Bladder cancer was predicted to be the 9th leading cause of cancer death in men in 2001 (1). Two recent prospective trials and a meta-analysis provide general support for an inverse association between fruit and vegetable consumption and bladder cancer (26-28). In Japanese atomic-bomb survivors, consuming green-yellow vegetables several times a week (2-4 times every day) reduced risk of bladder cancer by 38-46% (26). There was a marginally significant protective effect for fruit as well. In an American cohort of male health professionals, intake of cruciferous vegetables was associated with reduced incidence of bladder cancer (28). These recent studies provide support for several earlier case-control studies showing that specific vegetables may be protective against the development of bladder cancer. However, studies of bladder cancer are confounded by the relatively low incidence rate.


Early case-control studies showed mixed results in relation to endometrial cancer risk and fruit and vegetable consumption (3). Several recent case-control studies have suggested a protective effect of consuming fruits, vegetables, or a combination of both although the association may be diminished after adjustment for body mass index (29). Reduced risk of endometrial cancer may be associated with intake of specific items including dark green/deep yellow fruits and vegetables (34% lower risk) and cruciferous vegetables (34% lower risk). Two other case-control studies showed an inverse association between endometrial cancer and vegetable, but not fruit, intake (30, 31).

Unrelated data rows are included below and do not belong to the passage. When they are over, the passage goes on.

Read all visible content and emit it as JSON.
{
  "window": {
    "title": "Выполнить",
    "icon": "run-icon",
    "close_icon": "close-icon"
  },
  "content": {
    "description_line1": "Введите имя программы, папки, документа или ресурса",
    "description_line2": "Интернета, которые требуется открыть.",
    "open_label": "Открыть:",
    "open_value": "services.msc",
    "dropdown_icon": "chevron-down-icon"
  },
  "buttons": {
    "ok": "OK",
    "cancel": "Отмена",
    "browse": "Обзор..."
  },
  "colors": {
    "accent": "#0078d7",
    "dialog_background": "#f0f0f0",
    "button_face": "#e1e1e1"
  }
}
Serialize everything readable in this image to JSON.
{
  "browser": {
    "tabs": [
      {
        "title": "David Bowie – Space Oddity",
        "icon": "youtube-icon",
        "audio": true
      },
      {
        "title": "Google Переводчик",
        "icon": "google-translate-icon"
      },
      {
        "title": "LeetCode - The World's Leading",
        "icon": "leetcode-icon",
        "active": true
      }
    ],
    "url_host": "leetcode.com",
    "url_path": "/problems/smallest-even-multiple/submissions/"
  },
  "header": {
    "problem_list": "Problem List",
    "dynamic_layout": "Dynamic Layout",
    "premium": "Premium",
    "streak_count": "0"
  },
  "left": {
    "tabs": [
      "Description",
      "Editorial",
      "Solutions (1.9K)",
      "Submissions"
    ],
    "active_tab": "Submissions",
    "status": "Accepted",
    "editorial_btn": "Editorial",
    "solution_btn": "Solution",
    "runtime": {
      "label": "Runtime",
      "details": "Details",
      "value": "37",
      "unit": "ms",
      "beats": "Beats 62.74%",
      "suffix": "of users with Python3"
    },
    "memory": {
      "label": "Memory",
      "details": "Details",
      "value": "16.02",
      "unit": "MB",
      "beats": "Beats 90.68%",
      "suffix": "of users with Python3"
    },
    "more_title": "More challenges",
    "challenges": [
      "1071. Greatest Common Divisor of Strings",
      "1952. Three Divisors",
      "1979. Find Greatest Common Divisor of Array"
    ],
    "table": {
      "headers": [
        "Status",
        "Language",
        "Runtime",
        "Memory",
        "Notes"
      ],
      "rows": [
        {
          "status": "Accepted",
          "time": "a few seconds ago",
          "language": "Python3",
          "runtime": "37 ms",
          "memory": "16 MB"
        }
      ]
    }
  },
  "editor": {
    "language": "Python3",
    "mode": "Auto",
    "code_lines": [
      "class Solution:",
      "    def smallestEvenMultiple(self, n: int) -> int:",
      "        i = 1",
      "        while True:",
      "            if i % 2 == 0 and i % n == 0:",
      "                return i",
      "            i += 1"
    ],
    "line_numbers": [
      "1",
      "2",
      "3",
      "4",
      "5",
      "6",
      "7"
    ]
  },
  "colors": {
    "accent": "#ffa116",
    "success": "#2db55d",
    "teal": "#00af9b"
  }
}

Stomach cancer has been widely studied for dietary effects (3). The majority of case-control studies support a positive association between fruit and vegetable intake and reduced risk of stomach cancer (3). However, recent prospective trials have provided mixed results. In a 14-year follow-up study of 1.2 million men and women in the United States, there was no association between specific food groups and risk of stomach cancer (32). An overall diet pattern associated with increased intake of plant foods (sum of vegetables, citrus fruit, and whole grains) reduced risk by 21% in men (highest versus lowest textile), but this association was not evident in women. At least two European prospective studies have found no association between fruit and vegetable intake and stomach cancer while two others have noted an inverse effect (3). The reasons for this discrepancy are not clear and further study is needed to define the true effect of fruit and vegetable intake on risk of developing stomach cancer.


In conclusion, fruit and vegetable consumption is among the many factors that might influence the risk of developing cancer. Due to the complex etiology and the varied forms of different cancers, there are still many unresolved questions regarding the true association between fruit and vegetable intake and cancer risk. However, while the prospective studies are less convincing than the case-control studies, there are ample data to suggest that fruit and vegetable intake is likely to be protective for most cancers. Current investigations are beginning to move toward focusing on biomarkers of cancer risk and examination of plausible mechanisms by which fruit and vegetable intake might be protective. The ongoing work promises to provide important information to characterize the association between fruit and vegetable consumption and cancer.